As it stands now, not operating is out of the question for the Borough’s business and by extension, so is not working for the university’s students.

“It’s definitely not possible for me to consider not working,” Bifolco continues. “Even with student loans, I still just barely cover my bills and personal expenses. I require that $400–$500 biweekly paycheck to live.”

And these jobs are often, unfortunately, high-exposure ones in Bifolco’s words: “These jobs disproportionately put people of our age demographic in high-risk situations when it comes to COVID exposure” but what alternative is there? Lose the homes they rent? Find themselves unable to pay their tuition and set their whole lives back? I understand that, from their top-1% pedestals, Pres. Fiorentino, Mayor Herrin and others don’t experience the same daily anxiety these students do, but if they mean to represent these students in any meaningful way, they ought to start giving it some thought.

I understand that, as detailed in the aforementioned DLN article, there are some irresponsible students at the university who throw large parties and ignore the realities of COVID-19. According to CJ Deskie, a current third-year psychology major, “I’m willing to say they party every weekend. Every time I go into town on weekends I see one or two big parties, still around 20 people, and I really don’t think all 20 people live there.”

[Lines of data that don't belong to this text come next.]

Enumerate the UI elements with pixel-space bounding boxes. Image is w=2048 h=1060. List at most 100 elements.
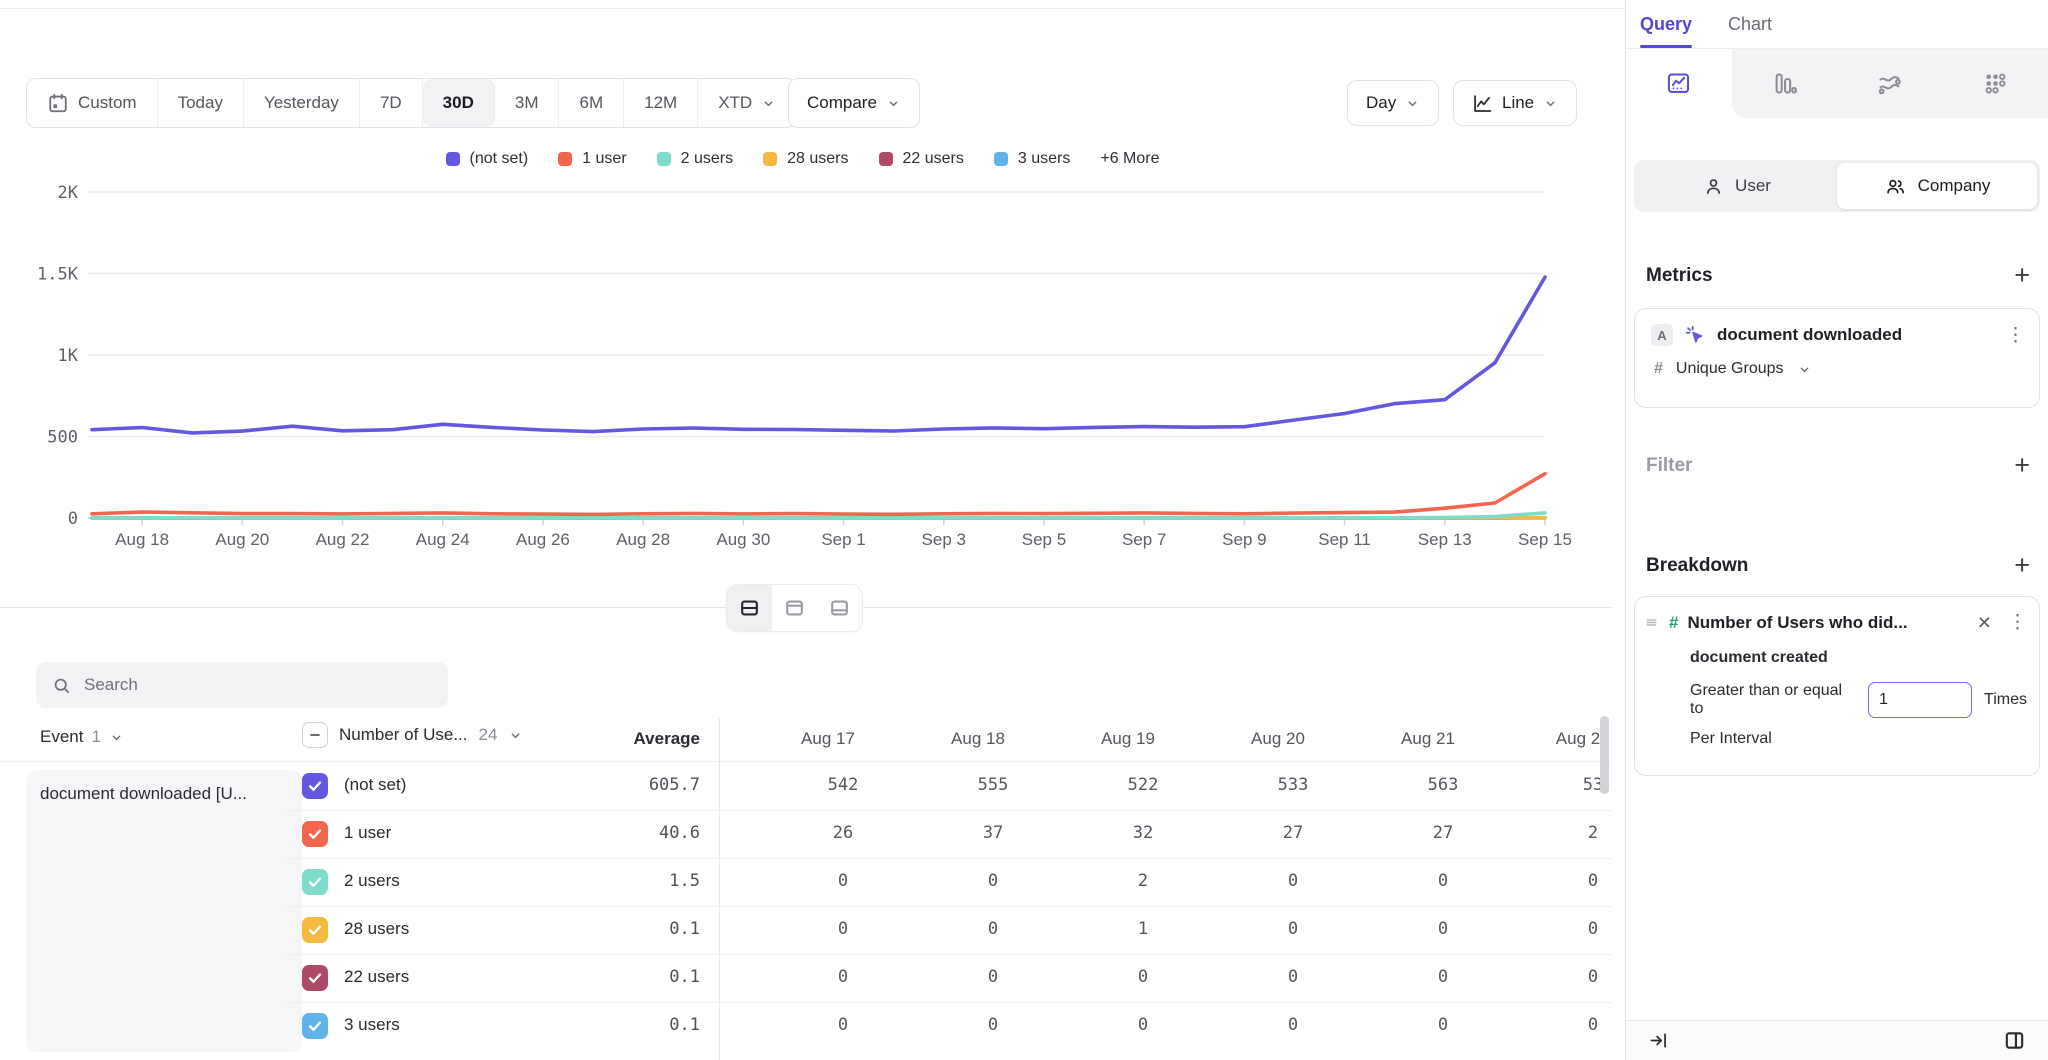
cell-value: 27 bbox=[1218, 823, 1368, 843]
event-column-header[interactable]: Event 1 bbox=[40, 727, 124, 747]
table-row[interactable]: 2 users1.5002000 bbox=[0, 858, 1612, 906]
date-column-header[interactable]: Aug 20 bbox=[1203, 729, 1353, 749]
date-column-header[interactable]: Aug 2 bbox=[1503, 729, 1612, 749]
compare-button[interactable]: Compare bbox=[788, 78, 920, 128]
metric-card[interactable]: A document downloaded ⋮ # Unique Groups bbox=[1634, 308, 2040, 408]
breakdown-condition-row: Greater than or equal to Times bbox=[1643, 682, 2027, 718]
range-button-30d[interactable]: 30D bbox=[423, 79, 495, 127]
company-icon bbox=[1884, 176, 1907, 197]
row-average: 0.1 bbox=[540, 967, 700, 987]
line-chart[interactable]: 2K1.5K1K5000Aug 18Aug 20Aug 22Aug 24Aug … bbox=[30, 183, 1575, 555]
range-button-6m[interactable]: 6M bbox=[559, 79, 624, 127]
breakdown-heading: Breakdown bbox=[1646, 555, 1748, 577]
row-checkbox[interactable] bbox=[302, 821, 328, 847]
range-button-today[interactable]: Today bbox=[158, 79, 244, 127]
range-button-yesterday[interactable]: Yesterday bbox=[244, 79, 360, 127]
legend-item[interactable]: 2 users bbox=[657, 150, 733, 168]
add-breakdown-button[interactable]: + bbox=[2014, 552, 2030, 579]
row-checkbox[interactable] bbox=[302, 869, 328, 895]
view-toggle-group bbox=[726, 584, 863, 632]
measure-dropdown[interactable]: # Unique Groups bbox=[1651, 360, 2025, 378]
cell-value: 0 bbox=[918, 967, 1068, 987]
select-all-checkbox[interactable] bbox=[302, 722, 328, 748]
cell-value: 53 bbox=[1518, 775, 1612, 795]
scatter-chart-tab[interactable] bbox=[1943, 49, 2048, 118]
metric-more-button[interactable]: ⋮ bbox=[2006, 326, 2025, 345]
user-icon bbox=[1703, 176, 1724, 197]
breakdown-title: Number of Users who did... bbox=[1687, 613, 1968, 633]
row-checkbox[interactable] bbox=[302, 773, 328, 799]
date-column-header[interactable]: Aug 19 bbox=[1053, 729, 1203, 749]
split-view-button[interactable] bbox=[727, 585, 772, 631]
date-column-header[interactable]: Aug 21 bbox=[1353, 729, 1503, 749]
range-button-12m[interactable]: 12M bbox=[624, 79, 698, 127]
panel-tab-query[interactable]: Query bbox=[1640, 0, 1692, 48]
scope-user[interactable]: User bbox=[1637, 163, 1837, 209]
legend-label: 2 users bbox=[681, 150, 733, 168]
legend-item[interactable]: 3 users bbox=[994, 150, 1070, 168]
range-label: Custom bbox=[78, 93, 137, 113]
chart-only-view-button[interactable] bbox=[772, 585, 817, 631]
event-click-icon bbox=[1684, 324, 1706, 346]
search-input[interactable] bbox=[84, 675, 414, 695]
cell-value: 32 bbox=[1068, 823, 1218, 843]
scope-company[interactable]: Company bbox=[1837, 163, 2037, 209]
add-metric-button[interactable]: + bbox=[2014, 262, 2030, 289]
split-panel-button[interactable] bbox=[2003, 1029, 2026, 1052]
svg-text:Sep 3: Sep 3 bbox=[922, 530, 966, 549]
range-button-custom[interactable]: Custom bbox=[27, 79, 158, 127]
scatter-chart-icon bbox=[1982, 70, 2009, 97]
table-row[interactable]: 28 users0.1001000 bbox=[0, 906, 1612, 954]
scope-label: Company bbox=[1918, 176, 1991, 196]
svg-text:Aug 22: Aug 22 bbox=[316, 530, 370, 549]
svg-text:Sep 7: Sep 7 bbox=[1122, 530, 1166, 549]
interval-button[interactable]: Day bbox=[1347, 80, 1439, 126]
collapse-panel-button[interactable] bbox=[1648, 1030, 1669, 1051]
svg-text:Sep 15: Sep 15 bbox=[1518, 530, 1572, 549]
range-button-3m[interactable]: 3M bbox=[495, 79, 560, 127]
range-button-xtd[interactable]: XTD bbox=[698, 79, 796, 127]
svg-text:Sep 13: Sep 13 bbox=[1418, 530, 1472, 549]
legend-item[interactable]: 1 user bbox=[558, 150, 626, 168]
table-row[interactable]: 3 users0.1000000 bbox=[0, 1002, 1612, 1050]
range-label: Yesterday bbox=[264, 93, 339, 113]
times-input[interactable] bbox=[1868, 682, 1972, 718]
range-label: 7D bbox=[380, 93, 402, 113]
close-icon[interactable]: × bbox=[1978, 611, 1991, 634]
table-row[interactable]: 1 user40.626373227272 bbox=[0, 810, 1612, 858]
drag-handle-icon[interactable] bbox=[1643, 614, 1660, 631]
row-checkbox[interactable] bbox=[302, 1013, 328, 1039]
table-row[interactable]: 22 users0.1000000 bbox=[0, 954, 1612, 1002]
chevron-down-icon bbox=[109, 730, 124, 745]
row-label: 1 user bbox=[344, 823, 391, 843]
row-checkbox[interactable] bbox=[302, 917, 328, 943]
table-only-view-button[interactable] bbox=[817, 585, 862, 631]
date-column-header[interactable]: Aug 17 bbox=[753, 729, 903, 749]
svg-text:Sep 1: Sep 1 bbox=[821, 530, 865, 549]
metrics-section-header: Metrics + bbox=[1646, 262, 2030, 289]
flow-chart-tab[interactable] bbox=[1837, 49, 1943, 118]
chart-only-view-icon bbox=[783, 597, 806, 619]
line-chart-tab[interactable] bbox=[1626, 49, 1732, 118]
metric-card-row: A document downloaded ⋮ bbox=[1651, 324, 2025, 346]
metrics-heading: Metrics bbox=[1646, 265, 1713, 287]
bar-chart-tab[interactable] bbox=[1732, 49, 1838, 118]
table-scrollbar[interactable] bbox=[1600, 716, 1609, 794]
table-row[interactable]: (not set)605.754255552253356353 bbox=[0, 762, 1612, 810]
average-column-header[interactable]: Average bbox=[540, 729, 700, 749]
breakdown-column-header: Number of Use... 24 bbox=[302, 722, 523, 748]
range-button-7d[interactable]: 7D bbox=[360, 79, 423, 127]
panel-tabs: Query Chart bbox=[1626, 0, 2048, 48]
legend-item[interactable]: 22 users bbox=[879, 150, 964, 168]
add-filter-button[interactable]: + bbox=[2014, 452, 2030, 479]
row-checkbox[interactable] bbox=[302, 965, 328, 991]
legend-item[interactable]: 28 users bbox=[763, 150, 848, 168]
breakdown-event-name[interactable]: document created bbox=[1643, 649, 2027, 667]
chart-type-button[interactable]: Line bbox=[1453, 80, 1577, 126]
legend-more[interactable]: +6 More bbox=[1100, 150, 1159, 168]
cell-value: 0 bbox=[918, 919, 1068, 939]
date-column-header[interactable]: Aug 18 bbox=[903, 729, 1053, 749]
legend-item[interactable]: (not set) bbox=[446, 150, 529, 168]
breakdown-more-button[interactable]: ⋮ bbox=[2008, 613, 2027, 632]
panel-tab-chart[interactable]: Chart bbox=[1728, 0, 1772, 48]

I am not ignoring that, and I certainly don’t endorse their actions they are incredibly dangerous. Let us not lose focus, however, and ignore other groups in the Borough who flout Mayor Herrin’s emergency order.

“As much as it is on all of us to play it safe right now, I know for a fact college kids aren’t the only people we can be pointing fingers at,” says Ali Kochik, a third-year English major and The Quad’s op-ed editor. “I was just downtown [Friday] evening with my roommates picking up dinner to take back to our house, when an older, completely unmasked woman came up to ask me how to get to Bar Avalon.”

“It’s a bit frustrating to have my age group thrown under the bus when I was going home to spend my Friday night eating pizza and watching Hulu in my living room, while someone who looked like she was older than my grandma, and all her friends, were going out bar-hopping.”

It should be obvious by now that there is more to the story of spiking coronavirus cases than simply irresponsible students. Ignoring the dangers of the virus and the Mayor’s emergency order isn’t exclusive to students at WCU. And even where students do act irresponsibly, it is my opinion that they don’t constitute anything near a majority of those at WCU. Rather, the majority are the “good, law-abiding citizens” that Pres. Fiorentino urges us to be in his letter: financially-responsible and hardworking, even faced with the possibility of contracting and spreading a deadly virus.

And they are so because no one has given them any other choice.